A sticker reading "Toxic" on containers carrying Syria's dangerous chemical weapons, on the Danish cargo ship, Ark Futura, transporting the chemical weapons out of the strife-torn country
A sticker reading "Toxic" on containers carrying Syria's dangerous chemical weapons, on the Danish cargo ship, Ark Futura, transporting the chemical weapons out of the strife-torn country / AP

U.S. Ambassador to the United Nations Samantha Power expressed concerns that Syria may be hiding chemical weapons despite signing onto an agreement renouncing its chemical arms, the New York Times reports.

Power’s remarks were made at a private briefing of the U.N. Security Council. There are also concerns that Islamist militants, who control about half the country, could seize the hidden weapons.

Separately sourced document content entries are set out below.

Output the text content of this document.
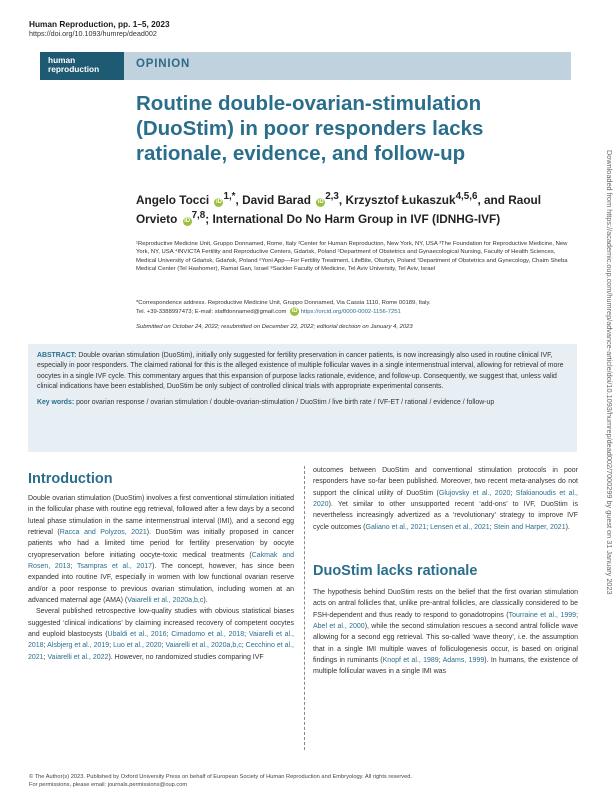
Human Reproduction, pp. 1–5, 2023
https://doi.org/10.1093/humrep/dead002
human
reproduction	OPINION
Routine double-ovarian-stimulation (DuoStim) in poor responders lacks rationale, evidence, and follow-up
Angelo Tocci iD $^{1,*}$, David Barad iD $^{2,3}$, Krzysztof Łukaszuk$^{4,5,6}$, and Raoul Orvieto iD $^{7,8}$; International Do No Harm Group in IVF (IDNHG-IVF)
¹Reproductive Medicine Unit, Gruppo Donnamed, Rome, Italy ²Center for Human Reproduction, New York, NY, USA ³The Foundation for Reproductive Medicine, New York, NY, USA ⁴INVICTA Fertility and Reproductive Centers, Gdańsk, Poland ⁵Department of Obstetrics and Gynaecological Nursing, Faculty of Health Sciences, Medical University of Gdańsk, Gdańsk, Poland ⁶Yoni App—For Fertility Treatment, LifeBite, Olsztyn, Poland ⁷Department of Obstetrics and Gynecology, Chaim Sheba Medical Center (Tel Hashomer), Ramat Gan, Israel ⁸Sackler Faculty of Medicine, Tel Aviv University, Tel Aviv, Israel
*Correspondence address. Reproductive Medicine Unit, Gruppo Donnamed, Via Cassia 1110, Rome 00189, Italy.
Tel. +39-3388997473; E-mail: staffdonnamed@gmail.com iD https://orcid.org/0000-0002-1156-7251
Submitted on October 24, 2022; resubmitted on December 22, 2022; editorial decision on January 4, 2023

ABSTRACT: Double ovarian stimulation (DuoStim), initially only suggested for fertility preservation in cancer patients, is now increasingly also used in routine clinical IVF, especially in poor responders. The claimed rational for this is the alleged existence of multiple follicular waves in a single intermenstrual interval, allowing for retrieval of more oocytes in a single IVF cycle. This commentary argues that this expansion of purpose lacks rationale, evidence, and follow-up. Consequently, we suggest that, unless valid clinical indications have been established, DuoStim be only subject of controlled clinical trials with appropriate experimental consents.

Key words: poor ovarian response / ovarian stimulation / double-ovarian-stimulation / DuoStim / live birth rate / IVF-ET / rational / evidence / follow-up

Introduction

Double ovarian stimulation (DuoStim) involves a first conventional stimulation initiated in the follicular phase with routine egg retrieval, followed after a few days by a second luteal phase stimulation in the same intermenstrual interval (IMI), and a second egg retrieval (Racca and Polyzos, 2021). DuoStim was initially proposed in cancer patients who had a limited time period for fertility preservation by oocyte cryopreservation before initiating oocyte-toxic medical treatments (Cakmak and Rosen, 2013; Tsampras et al., 2017). The concept, however, has since been expanded into routine IVF, especially in women with low functional ovarian reserve and/or a poor response to previous ovarian stimulation, including women at an advanced maternal age (AMA) (Vaiarelli et al., 2020a,b,c).

Several published retrospective low-quality studies with obvious statistical biases suggested ‘clinical indications’ by claiming increased recovery of competent oocytes and euploid blastocysts (Ubaldi et al., 2016; Cimadomo et al., 2018; Vaiarelli et al., 2018; Alsbjerg et al., 2019; Luo et al., 2020; Vaiarelli et al., 2020a,b,c; Cecchino et al., 2021; Vaiarelli et al., 2022). However, no randomized studies comparing IVF

outcomes between DuoStim and conventional stimulation protocols in poor responders have so-far been published. Moreover, two recent meta-analyses do not support the clinical utility of DuoStim (Glujovsky et al., 2020; Sfakianoudis et al., 2020). Yet similar to other unsupported recent ‘add-ons’ to IVF, DuoStim is nevertheless increasingly advertized as a ‘revolutionary’ strategy to improve IVF cycle outcomes (Galiano et al., 2021; Lensen et al., 2021; Stein and Harper, 2021).

DuoStim lacks rationale

The hypothesis behind DuoStim rests on the belief that the first ovarian stimulation acts on antral follicles that, unlike pre-antral follicles, are classically considered to be FSH-dependent and thus ready to respond to gonadotropins (Tourraine et al., 1999; Abel et al., 2000), while the second stimulation rescues a second antral follicle wave allowing for a second egg retrieval. This so-called ‘wave theory’, i.e. the assumption that in a single IMI multiple waves of folliculogenesis occur, is based on original findings in ruminants (Knopf et al., 1989; Adams, 1999). In humans, the existence of multiple follicular waves in a single IMI was

© The Author(s) 2023. Published by Oxford University Press on behalf of European Society of Human Reproduction and Embryology. All rights reserved.
For permissions, please email: journals.permissions@oup.com
Downloaded from https://academic.oup.com/humrep/advance-article/doi/10.1093/humrep/dead002/7000299 by guest on 31 January 2023
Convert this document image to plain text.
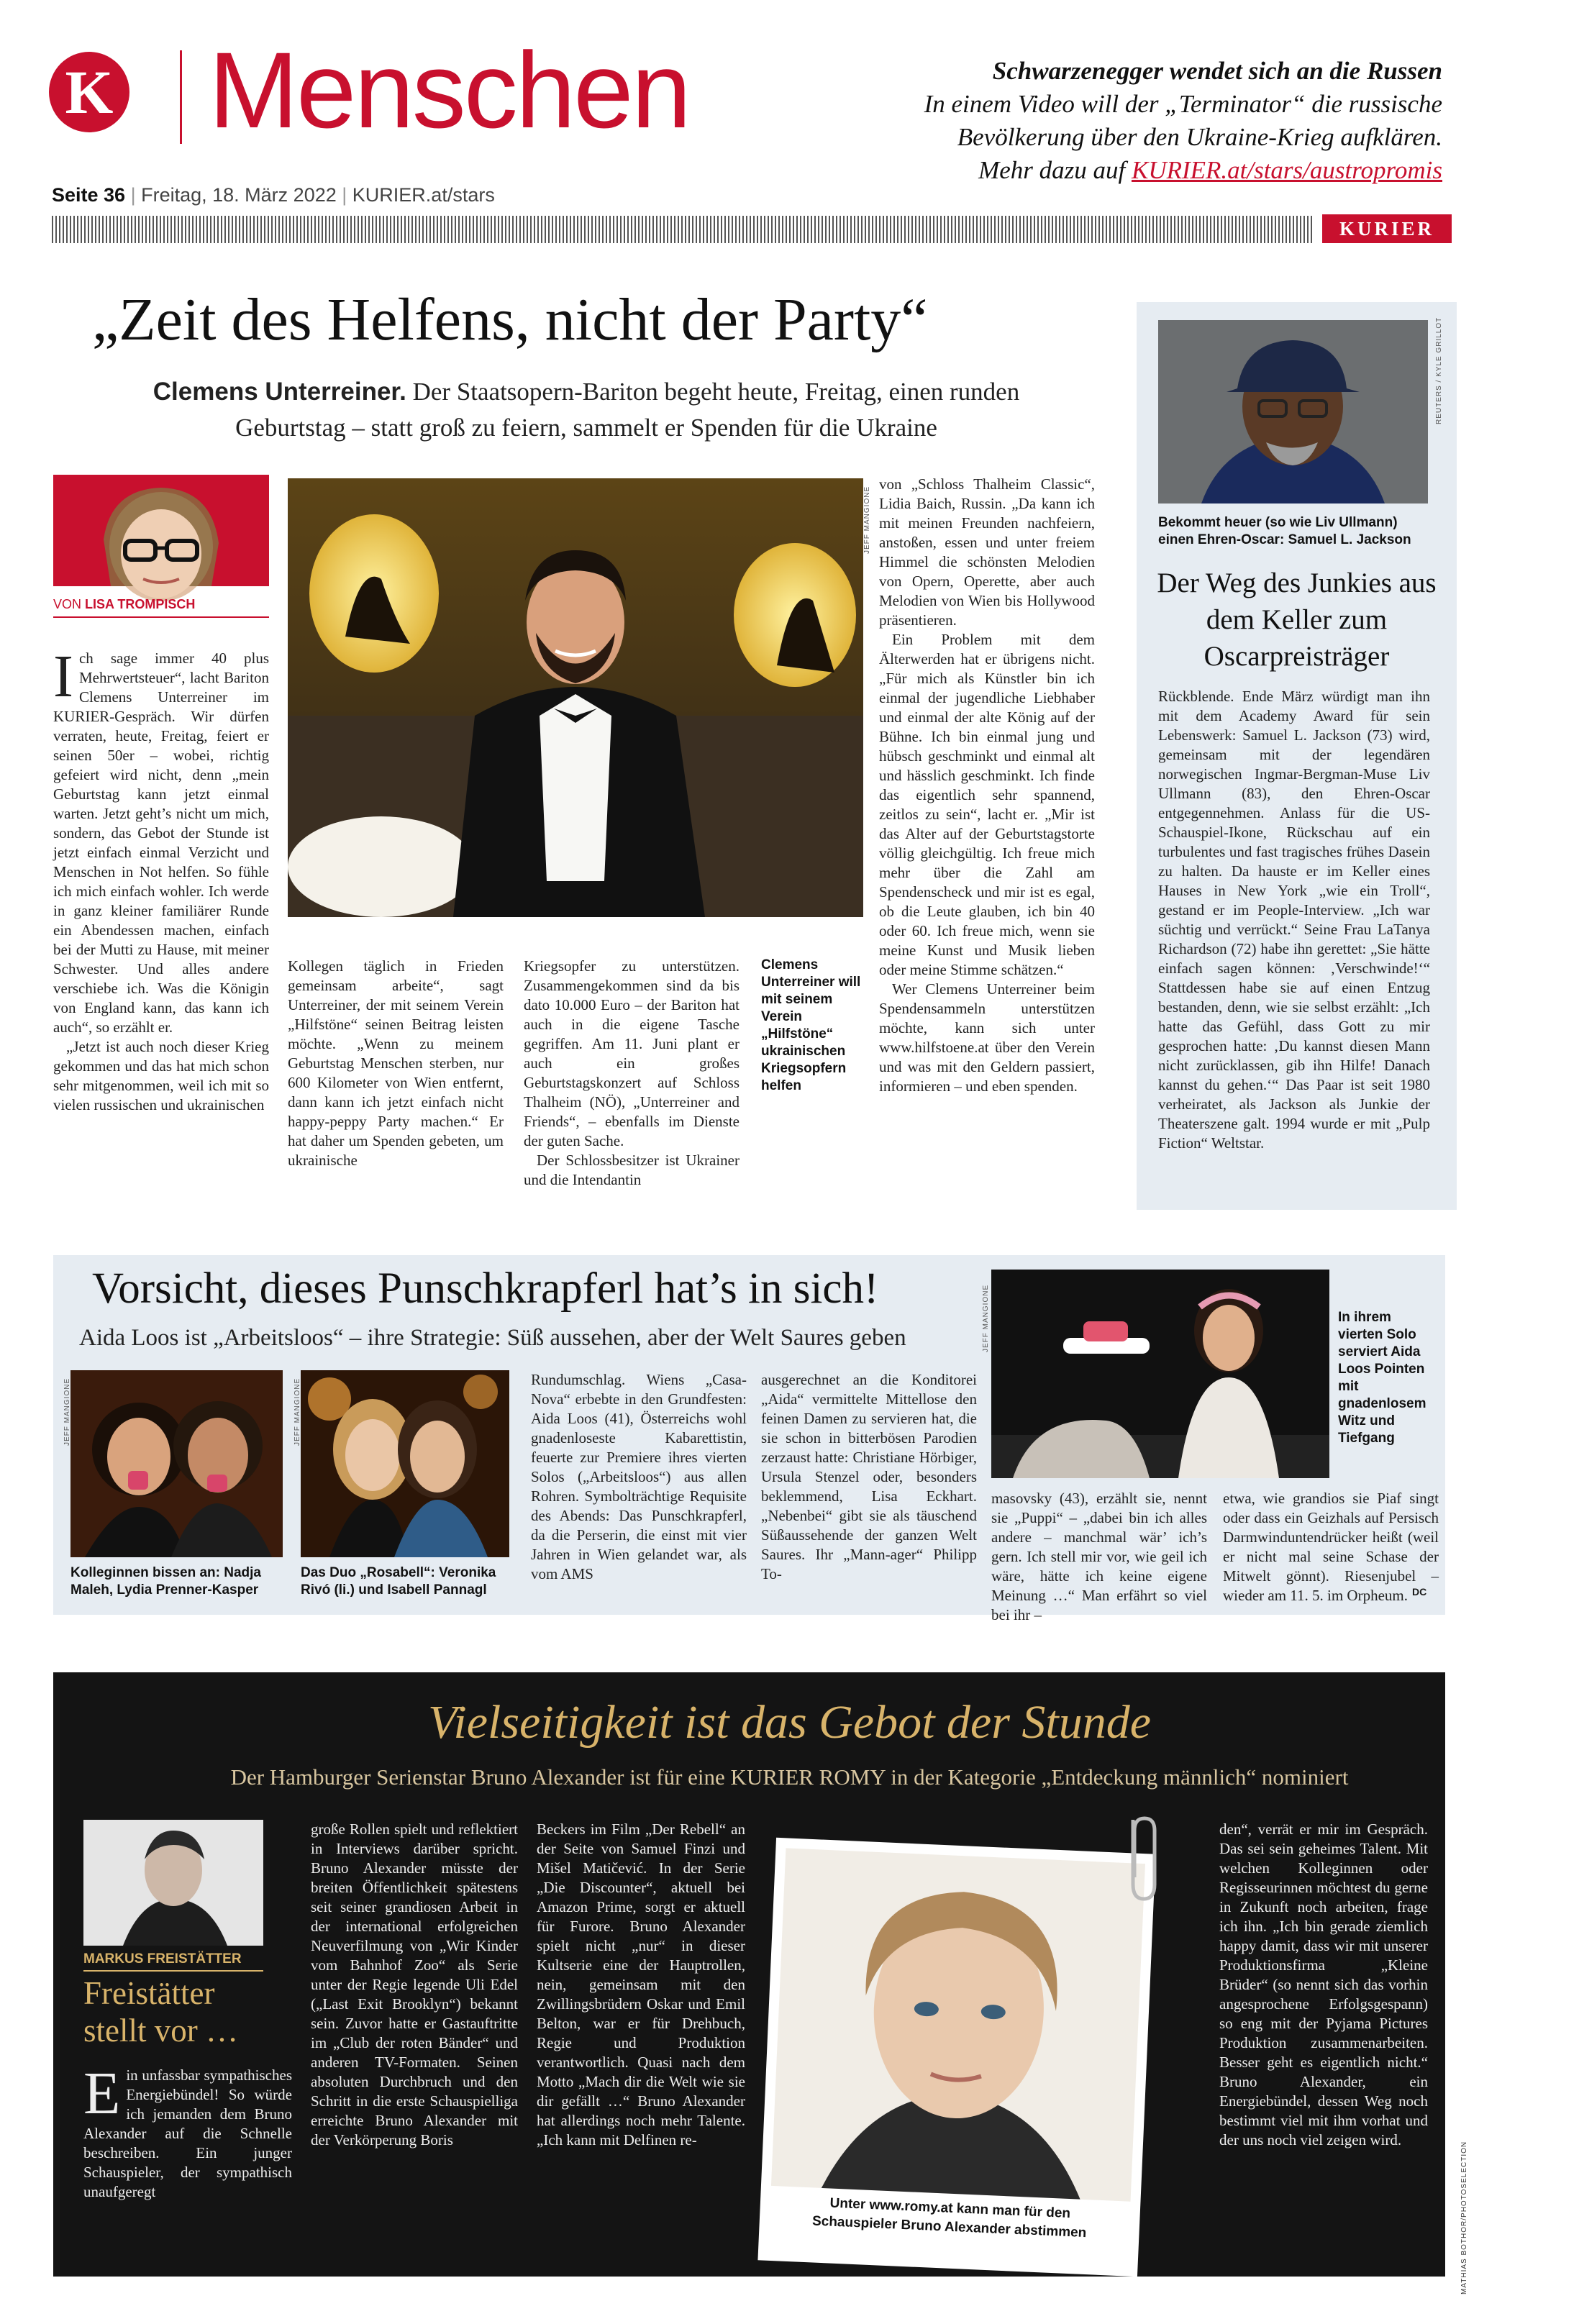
K Menschen
Seite 36 | Freitag, 18. März 2022 | KURIER.at/stars
Schwarzenegger wendet sich an die Russen
In einem Video will der „Terminator“ die russische
Bevölkerung über den Ukraine-Krieg aufklären.
Mehr dazu auf KURIER.at/stars/austropromis
KURIER
„Zeit des Helfens, nicht der Party“
Clemens Unterreiner. Der Staatsopern-Bariton begeht heute, Freitag, einen runden
Geburtstag – statt groß zu feiern, sammelt er Spenden für die Ukraine
VON LISA TROMPISCH
JEFF MANGIONE
I ch sage immer 40 plus Mehrwertsteuer“, lacht Bariton Clemens Unterreiner im KURIER-Gespräch. Wir dürfen verraten, heute, Freitag, feiert er seinen 50er – wobei, richtig gefeiert wird nicht, denn „mein Geburtstag kann jetzt einmal warten. Jetzt geht’s nicht um mich, sondern, das Gebot der Stunde ist jetzt einfach einmal Verzicht und Menschen in Not helfen. So fühle ich mich einfach wohler. Ich werde in ganz kleiner familiärer Runde ein Abendessen machen, einfach bei der Mutti zu Hause, mit meiner Schwester. Und alles andere verschiebe ich. Was die Königin von England kann, das kann ich auch“, so erzählt er.

„Jetzt ist auch noch dieser Krieg gekommen und das hat mich schon sehr mitgenommen, weil ich mit so vielen russischen und ukrainischen

Kollegen täglich in Frieden gemeinsam arbeite“, sagt Unterreiner, der mit seinem Verein „Hilfstöne“ seinen Beitrag leisten möchte. „Wenn zu meinem Geburtstag Menschen sterben, nur 600 Kilometer von Wien entfernt, dann kann ich jetzt einfach nicht happy-peppy Party machen.“ Er hat daher um Spenden gebeten, um ukrainische

Kriegsopfer zu unterstützen. Zusammengekommen sind da bis dato 10.000 Euro – der Bariton hat auch in die eigene Tasche gegriffen. Am 11. Juni plant er auch ein großes Geburtstagskonzert auf Schloss Thalheim (NÖ), „Unterreiner and Friends“, – ebenfalls im Dienste der guten Sache.

Der Schlossbesitzer ist Ukrainer und die Intendantin

Clemens Unterreiner will mit seinem Verein „Hilfstöne“ ukrainischen Kriegsopfern helfen

von „Schloss Thalheim Classic“, Lidia Baich, Russin. „Da kann ich mit meinen Freunden nachfeiern, anstoßen, essen und unter freiem Himmel die schönsten Melodien von Opern, Operette, aber auch Melodien von Wien bis Hollywood präsentieren.

Ein Problem mit dem Älterwerden hat er übrigens nicht. „Für mich als Künstler bin ich einmal der jugendliche Liebhaber und einmal der alte König auf der Bühne. Ich bin einmal jung und hübsch geschminkt und einmal alt und hässlich geschminkt. Ich finde das eigentlich sehr spannend, zeitlos zu sein“, lacht er. „Mir ist das Alter auf der Geburtstagstorte völlig gleichgültig. Ich freue mich mehr über die Zahl am Spendenscheck und mir ist es egal, ob die Leute glauben, ich bin 40 oder 60. Ich freue mich, wenn sie meine Kunst und Musik lieben oder meine Stimme schätzen.“

Wer Clemens Unterreiner beim Spendensammeln unterstützen möchte, kann sich unter www.hilfstoene.at über den Verein und was mit den Geldern passiert, informieren – und eben spenden.

REUTERS / KYLE GRILLOT
Bekommt heuer (so wie Liv Ullmann) einen Ehren-Oscar: Samuel L. Jackson
Der Weg des Junkies aus dem Keller zum Oscarpreisträger

Rückblende. Ende März würdigt man ihn mit dem Academy Award für sein Lebenswerk: Samuel L. Jackson (73) wird, gemeinsam mit der legendären norwegischen Ingmar-Bergman-Muse Liv Ullmann (83), den Ehren-Oscar entgegennehmen. Anlass für die US-Schauspiel-Ikone, Rückschau auf ein turbulentes und fast tragisches frühes Dasein zu halten. Da hauste er im Keller eines Hauses in New York „wie ein Troll“, gestand er im People-Interview. „Ich war süchtig und verrückt.“ Seine Frau LaTanya Richardson (72) habe ihn gerettet: „Sie hätte einfach sagen können: ‚Verschwinde!‘“ Stattdessen habe sie auf einen Entzug bestanden, denn, wie sie selbst erzählt: „Ich hatte das Gefühl, dass Gott zu mir gesprochen hatte: ‚Du kannst diesen Mann nicht zurücklassen, gib ihn Hilfe! Danach kannst du gehen.‘“ Das Paar ist seit 1980 verheiratet, als Jackson als Junkie der Theaterszene galt. 1994 wurde er mit „Pulp Fiction“ Weltstar.

Vorsicht, dieses Punschkrapferl hat’s in sich!
Aida Loos ist „Arbeitsloos“ – ihre Strategie: Süß aussehen, aber der Welt Saures geben
JEFF MANGIONE
Kolleginnen bissen an: Nadja Maleh, Lydia Prenner-Kasper
JEFF MANGIONE
Das Duo „Rosabell“: Veronika Rivó (li.) und Isabell Pannagl

Rundumschlag. Wiens „Casa-Nova“ erbebte in den Grundfesten: Aida Loos (41), Österreichs wohl gnadenloseste Kabarettistin, feuerte zur Premiere ihres vierten Solos („Arbeitsloos“) aus allen Rohren. Symbolträchtige Requisite des Abends: Das Punschkrapferl, da die Perserin, die einst mit vier Jahren in Wien gelandet war, als vom AMS

ausgerechnet an die Konditorei „Aida“ vermittelte Mittellose den feinen Damen zu servieren hat, die sie schon in bitterbösen Parodien zerzaust hatte: Christiane Hörbiger, Ursula Stenzel oder, besonders beklemmend, Lisa Eckhart. „Nebenbei“ gibt sie als täuschend Süßaussehende der ganzen Welt Saures. Ihr „Mann-ager“ Philipp To-

JEFF MANGIONE	In ihrem vierten Solo serviert Aida Loos Pointen mit gnadenlosem Witz und Tiefgang

masovsky (43), erzählt sie, nennt sie „Puppi“ – „dabei bin ich alles andere – manchmal wär’ ich’s gern. Ich stell mir vor, wie geil ich wäre, hätte ich keine eigene Meinung …“ Man erfährt so viel bei ihr –

etwa, wie grandios sie Piaf singt oder dass ein Geizhals auf Persisch Darmwinduntendrücker heißt (weil er nicht mal seine Schase der Mitwelt gönnt). Riesenjubel – wieder am 11. 5. im Orpheum. DC
Vielseitigkeit ist das Gebot der Stunde
Der Hamburger Serienstar Bruno Alexander ist für eine KURIER ROMY in der Kategorie „Entdeckung männlich“ nominiert
MARKUS FREISTÄTTER
Freistätter
stellt vor …
E in unfassbar sympathisches Energiebündel! So würde ich jemanden dem Bruno Alexander auf die Schnelle beschreiben. Ein junger Schauspieler, der sympathisch unaufgeregt

große Rollen spielt und reflektiert in Interviews darüber spricht. Bruno Alexander müsste der breiten Öffentlichkeit spätestens seit seiner grandiosen Arbeit in der international erfolgreichen Neuverfilmung von „Wir Kinder vom Bahnhof Zoo“ als Serie unter der Regie legende Uli Edel („Last Exit Brooklyn“) bekannt sein. Zuvor hatte er Gastauftritte im „Club der roten Bänder“ und anderen TV-Formaten. Seinen absoluten Durchbruch und den Schritt in die erste Schauspielliga erreichte Bruno Alexander mit der Verkörperung Boris

Beckers im Film „Der Rebell“ an der Seite von Samuel Finzi und Mišel Matičević. In der Serie „Die Discounter“, aktuell bei Amazon Prime, sorgt er aktuell für Furore. Bruno Alexander spielt nicht „nur“ in dieser Kultserie eine der Hauptrollen, nein, gemeinsam mit den Zwillingsbrüdern Oskar und Emil Belton, war er für Drehbuch, Regie und Produktion verantwortlich. Quasi nach dem Motto „Mach dir die Welt wie sie dir gefällt …“ Bruno Alexander hat allerdings noch mehr Talente. „Ich kann mit Delfinen re-

Unter www.romy.at kann man für den
Schauspieler Bruno Alexander abstimmen

den“, verrät er mir im Gespräch. Das sei sein geheimes Talent. Mit welchen Kolleginnen oder Regisseurinnen möchtest du gerne in Zukunft noch arbeiten, frage ich ihn. „Ich bin gerade ziemlich happy damit, dass wir mit unserer Produktionsfirma „Kleine Brüder“ (so nennt sich das vorhin angesprochene Erfolgsgespann) so eng mit der Pyjama Pictures Produktion zusammenarbeiten. Besser geht es eigentlich nicht.“ Bruno Alexander, ein Energiebündel, dessen Weg noch bestimmt viel mit ihm vorhat und der uns noch viel zeigen wird.

MATHIAS BOTHOR/PHOTOSELECTION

Syria agreed to give up its chemical weapons a year ago under an agreement brokered by Russia and the United States.

The U.N. official appointed last year to lead the purge of Syria’s declared chemical weapons, Sigrid Kaag, reported that 96 percent of Syria’s declared chemical weapons had been destroyed.

But Ms. Kaag told reporters after the briefing that Syria had yet to address what she described as "some discrepancies or questions" about whether it had accounted for all of the chemical weapons in its arsenal. She also said Syria had yet to destroy seven hangars and five tunnels used for mixing and storing the weapons — which is required under the chemical weapons treaty that Syria has signed. The Organization for the Prohibition of Chemical Weapons, the Hague-based group that collaborated with the United Nations in overseeing the Syrian chemical disarmament, is now responsible for ensuring that Syria honors its promise.

"It’s a discussion that’s continuing in Damascus as well as The Hague," Ms. Kaag said.

She sounded more diplomatic than Ms. Power, who suggested in her remarks to reporters later that the Syrian government’s history regarding chemical weapons use raised skepticism about its commitment. She noted that Syria had repeatedly violated a timetable for the export and destruction of the chemicals, delaying the operation well past the June 30 target date.